Saturday, July 5, 2014

BOOK 12 -4


I have often wondered how it is that everyone loves himself more than anyone else, but rates his own judgement of himself below that of others. Anyway, if a god or some wise tutor appeared at his side and told him to entertain no internal thought or intention which he won't immediately broadcast outside, he would not tolerate this regime for a single day. So it is that we have more respect for what our neighbors will think of us than we have of ourselves.

Friday, July 4, 2014

BOOK 12 -3-2


If, as I say, you separate from the directing mind of yours the baggage of passion, time further and past, and make yourself like Empedocles' 'perfect round rejoicing in the solitude it enjoys', and seek only to perfect this life you are living in the present, you will be able at least to live out the time remaining before your death calmly, kindly, and at peace with the god inside you.

Thursday, July 3, 2014

BOOK 12 -3


There are three things in your composition: body, breath, and mind. The first two are yours to the extent that you must take care of them, but only the third is in the full sense your own. So, if you separate from yourself - that is, from your mind - all that others say or do, all that you yourself have said or done, and associate breath bring on you without your choice, all that is whirled round in the external vortex encircling use, so that your power of mind, transcending now all contingent ties, can exist on its own, pure and liberated, doing what is just, willing what happens to it, and saying what is true.

Wednesday, July 2, 2014

BOOK 11 -3


God sees all our directing minds stripped of their material vessels, their husks and their dross. His contact is only between his intelligence and what has flowed from him into these channels of ours. If you train yourself to do the same, you will be rid of what so distracts you. Hardly likely, is it, that one blind to the enveloping flesh will spend his time eying clothes, houses, reputation, or any other such trappings and stage scenery?

Tuesday, July 1, 2014

BOOK 12 -2


If, then when you finally come close to your exit, you have left all else behind and value only your directing mind and the divinity within you, if your fear is not that you will cease to live, but that you never started a life in accordance with nature, then you will be a man worthy of the universe that gave you birth. You will no longer be a stranger in your own country, no longer meet the day's events as if bemused by the unexpected, no longer hang on this or that.

Monday, June 30, 2014

BOOK 12 -1


All that you pray to reach at some point in the circuit of your life can be yours now if you are generous to yourself. That is, if you leave all the past behind, entrust the future to Providence, and direct the present solely to reverence and justice.

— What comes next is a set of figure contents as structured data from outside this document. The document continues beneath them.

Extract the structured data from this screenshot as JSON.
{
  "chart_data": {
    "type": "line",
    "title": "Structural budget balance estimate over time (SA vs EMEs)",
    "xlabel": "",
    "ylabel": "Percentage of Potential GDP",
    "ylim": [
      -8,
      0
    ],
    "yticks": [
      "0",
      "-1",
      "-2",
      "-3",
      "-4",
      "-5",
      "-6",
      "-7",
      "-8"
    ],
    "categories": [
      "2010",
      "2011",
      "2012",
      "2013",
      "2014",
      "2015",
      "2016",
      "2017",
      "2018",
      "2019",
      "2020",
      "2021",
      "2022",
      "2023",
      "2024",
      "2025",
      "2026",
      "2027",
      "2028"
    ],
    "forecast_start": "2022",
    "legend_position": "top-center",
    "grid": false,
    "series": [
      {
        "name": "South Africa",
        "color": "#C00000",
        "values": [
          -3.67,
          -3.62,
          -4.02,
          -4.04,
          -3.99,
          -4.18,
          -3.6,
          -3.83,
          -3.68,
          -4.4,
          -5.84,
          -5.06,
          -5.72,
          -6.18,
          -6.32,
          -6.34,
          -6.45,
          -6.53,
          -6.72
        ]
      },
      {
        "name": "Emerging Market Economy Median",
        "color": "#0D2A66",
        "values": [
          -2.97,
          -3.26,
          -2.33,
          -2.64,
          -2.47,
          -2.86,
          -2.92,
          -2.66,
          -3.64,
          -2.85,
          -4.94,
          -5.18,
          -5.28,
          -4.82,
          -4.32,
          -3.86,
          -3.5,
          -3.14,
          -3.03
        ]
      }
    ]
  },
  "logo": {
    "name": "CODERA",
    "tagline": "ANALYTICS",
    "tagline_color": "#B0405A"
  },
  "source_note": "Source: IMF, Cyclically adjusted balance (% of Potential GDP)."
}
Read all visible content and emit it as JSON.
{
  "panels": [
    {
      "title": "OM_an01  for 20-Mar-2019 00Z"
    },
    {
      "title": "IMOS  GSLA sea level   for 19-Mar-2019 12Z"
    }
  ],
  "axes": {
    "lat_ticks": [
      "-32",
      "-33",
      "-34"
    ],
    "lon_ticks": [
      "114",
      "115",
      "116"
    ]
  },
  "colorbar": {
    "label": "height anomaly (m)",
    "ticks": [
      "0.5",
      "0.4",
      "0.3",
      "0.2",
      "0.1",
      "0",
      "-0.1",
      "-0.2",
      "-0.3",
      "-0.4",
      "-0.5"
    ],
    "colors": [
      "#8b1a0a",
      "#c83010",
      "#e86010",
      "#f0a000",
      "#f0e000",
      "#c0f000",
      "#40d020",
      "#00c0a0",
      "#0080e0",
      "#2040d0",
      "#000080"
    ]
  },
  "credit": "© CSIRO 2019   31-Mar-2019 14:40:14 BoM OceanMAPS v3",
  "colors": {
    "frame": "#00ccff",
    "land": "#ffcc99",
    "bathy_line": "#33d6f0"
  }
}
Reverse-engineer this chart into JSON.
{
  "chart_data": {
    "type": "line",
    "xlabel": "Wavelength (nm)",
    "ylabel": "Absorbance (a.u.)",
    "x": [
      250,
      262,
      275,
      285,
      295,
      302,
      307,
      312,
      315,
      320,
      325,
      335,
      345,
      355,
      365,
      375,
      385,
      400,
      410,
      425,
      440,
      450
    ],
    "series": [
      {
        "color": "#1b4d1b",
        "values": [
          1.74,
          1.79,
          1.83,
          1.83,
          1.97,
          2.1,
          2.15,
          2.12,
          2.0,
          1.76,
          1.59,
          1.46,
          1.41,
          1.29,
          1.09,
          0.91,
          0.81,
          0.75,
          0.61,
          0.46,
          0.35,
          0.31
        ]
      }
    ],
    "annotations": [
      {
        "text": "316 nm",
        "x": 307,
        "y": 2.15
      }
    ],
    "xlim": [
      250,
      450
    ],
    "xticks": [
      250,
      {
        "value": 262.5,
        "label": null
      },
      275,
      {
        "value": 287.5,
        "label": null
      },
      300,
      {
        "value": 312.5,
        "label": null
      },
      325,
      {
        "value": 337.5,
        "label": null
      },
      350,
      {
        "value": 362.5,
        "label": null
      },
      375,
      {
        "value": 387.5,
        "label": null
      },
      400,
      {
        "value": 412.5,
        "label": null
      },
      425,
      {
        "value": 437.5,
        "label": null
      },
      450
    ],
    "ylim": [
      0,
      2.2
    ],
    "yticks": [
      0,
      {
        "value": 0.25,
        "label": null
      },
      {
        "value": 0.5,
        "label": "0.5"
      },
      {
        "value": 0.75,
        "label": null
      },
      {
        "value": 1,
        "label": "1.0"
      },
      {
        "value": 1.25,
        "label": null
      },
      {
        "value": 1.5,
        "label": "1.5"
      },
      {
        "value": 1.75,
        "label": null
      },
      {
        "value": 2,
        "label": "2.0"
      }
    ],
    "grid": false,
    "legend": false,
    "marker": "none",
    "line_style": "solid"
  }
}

To reverence, so that you come to love your given lot: it was Nature that brought it to you and you to it. To justice, so that you are open and direct in word and action, speaking the truth, observing law and proposition in all you do. You should let nothing stand in your way; not the inequity of others, not what anyone else thinks or says, still less any sensation of this poor flesh tag has accreted round you: the afflicted part must see to its own concern.

Sunday, June 29, 2014

BOOK 11 -39


Socrates used to question thus. 'What do you want to have? The souls of rational or irrational beings?' 'What sort of rational beings?
The pure or the lower?'
'The pure.' 
'Why then don't you aim for that?'
'Because we have to.'
'Why then your fighting and disagreements?'

Saturday, June 28, 2014

BOOK 11 -38


Again, 'So this is not a contest for a trivial prize: at issue is madness or sanity.'

Friday, June 27, 2014

BOOK 11 -37


Another saying of his. 'We must discover an art of assess, and in the whole field of our impulses take care to ensure that each impulse is conditional, has a social purpose, and is proportionate to the value of his goal. We must keep absolutely clear of personal motivation, and at the same time show no disinclination to anything outside immediate control.

Wednesday, June 25, 2014

BOOK 11 -36


'No thief can steal your will' - so Epicetus

Tuesday, June 24, 2014

BOOK 11 -35


Grapes, unripened, raisined: all changes, not into non-existence, but into not yet existence.